While Phú Thị has performed at many cultural events, and they were even honored with several awards at national festivals of ca trù, Night of Ả Đào Khâm Thiên marked the first time they performed in Khâm Thiên Street, a location that has long been part of the history of ca trù. During the first half of the twentieth century, Khâm Thiên was home to countless singing bars (ca quán) where urban elites and intellectuals came to seek enjoyment from ca trù singing sessions. The proliferation of singing bars in Khâm Thiên and other streets in Hanoi during that time marked another development path of ca trù as a form of entertainment performed by professional artists beside other preexisting forms such as hát cửa đình (worship singing in village communal house), hát thi (singing contests), and hát cửa quyền (singing in royal palaces).
The performance venue is somewhat spiritually significant to the members of Phú Thị. “I can feel the continuity with the past while singing beautiful ca trù songs in this teahouse on Khâm Thiên street,” says Nguyễn Kim Ngọc. Moreover, with performance sessions to be held every second and fourth Sunday of each month, Ngọc and Phú Thị consider it an opportunity to meet with the audience more often than they have done before.
At the first two sessions of Night of Ả Đào Khâm Thiên in August (11 and 25), the 55-seat auditorium in Cao Sơn Tea Room was filled to its capacity.

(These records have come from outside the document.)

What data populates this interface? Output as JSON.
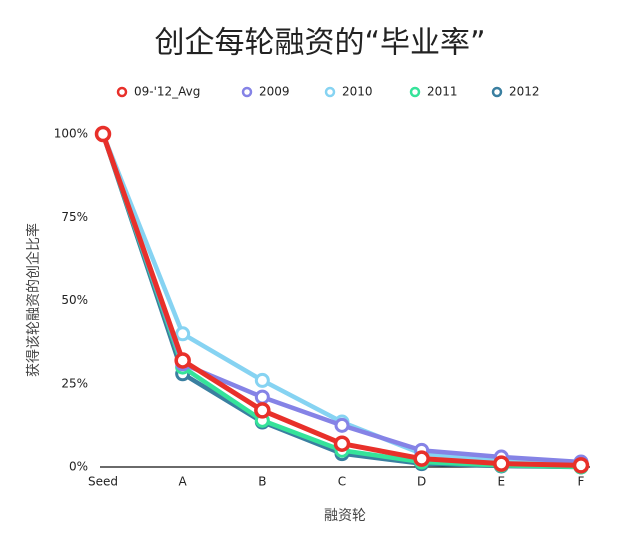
{
  "chart_data": {
    "type": "line",
    "title": "创企每轮融资的“毕业率”",
    "x_label": "融资轮",
    "y_label": "获得该轮融资的创企比率",
    "categories": [
      "Seed",
      "A",
      "B",
      "C",
      "D",
      "E",
      "F"
    ],
    "series": [
      {
        "name": "09-'12_Avg",
        "color": "#e8302a",
        "values": [
          100,
          32,
          17,
          7,
          2.5,
          1,
          0.5
        ]
      },
      {
        "name": "2009",
        "color": "#8583e6",
        "values": [
          100,
          31,
          21,
          12.5,
          5,
          3,
          1.5
        ]
      },
      {
        "name": "2010",
        "color": "#86d3f2",
        "values": [
          100,
          40,
          26,
          13.5,
          4,
          2,
          1
        ]
      },
      {
        "name": "2011",
        "color": "#35e39a",
        "values": [
          100,
          30,
          14,
          5,
          1.5,
          0.5,
          0
        ]
      },
      {
        "name": "2012",
        "color": "#3a7fa0",
        "values": [
          100,
          28,
          13.5,
          4,
          1,
          0.3,
          0
        ]
      }
    ],
    "ylim": [
      0,
      100
    ],
    "yticks": [
      {
        "value": 0,
        "label": "0%"
      },
      {
        "value": 25,
        "label": "25%"
      },
      {
        "value": 50,
        "label": "50%"
      },
      {
        "value": 75,
        "label": "75%"
      },
      {
        "value": 100,
        "label": "100%"
      }
    ],
    "legend": "top"
  }
}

Nguyễn Kim Ngọc says: “Even though there are still many challenges to the safeguarding and revival of ca trù, because it had fallen into oblivion for so long, seeing more and more people coming to ca trù performances today makes us happy. We hope people will understand and appreciate ca trù not as something from the past but something that they can enjoy presently.”
The third and fourth sessions of Night of Ả Đào Khâm Thiên were held in September 8 and 22, respectively.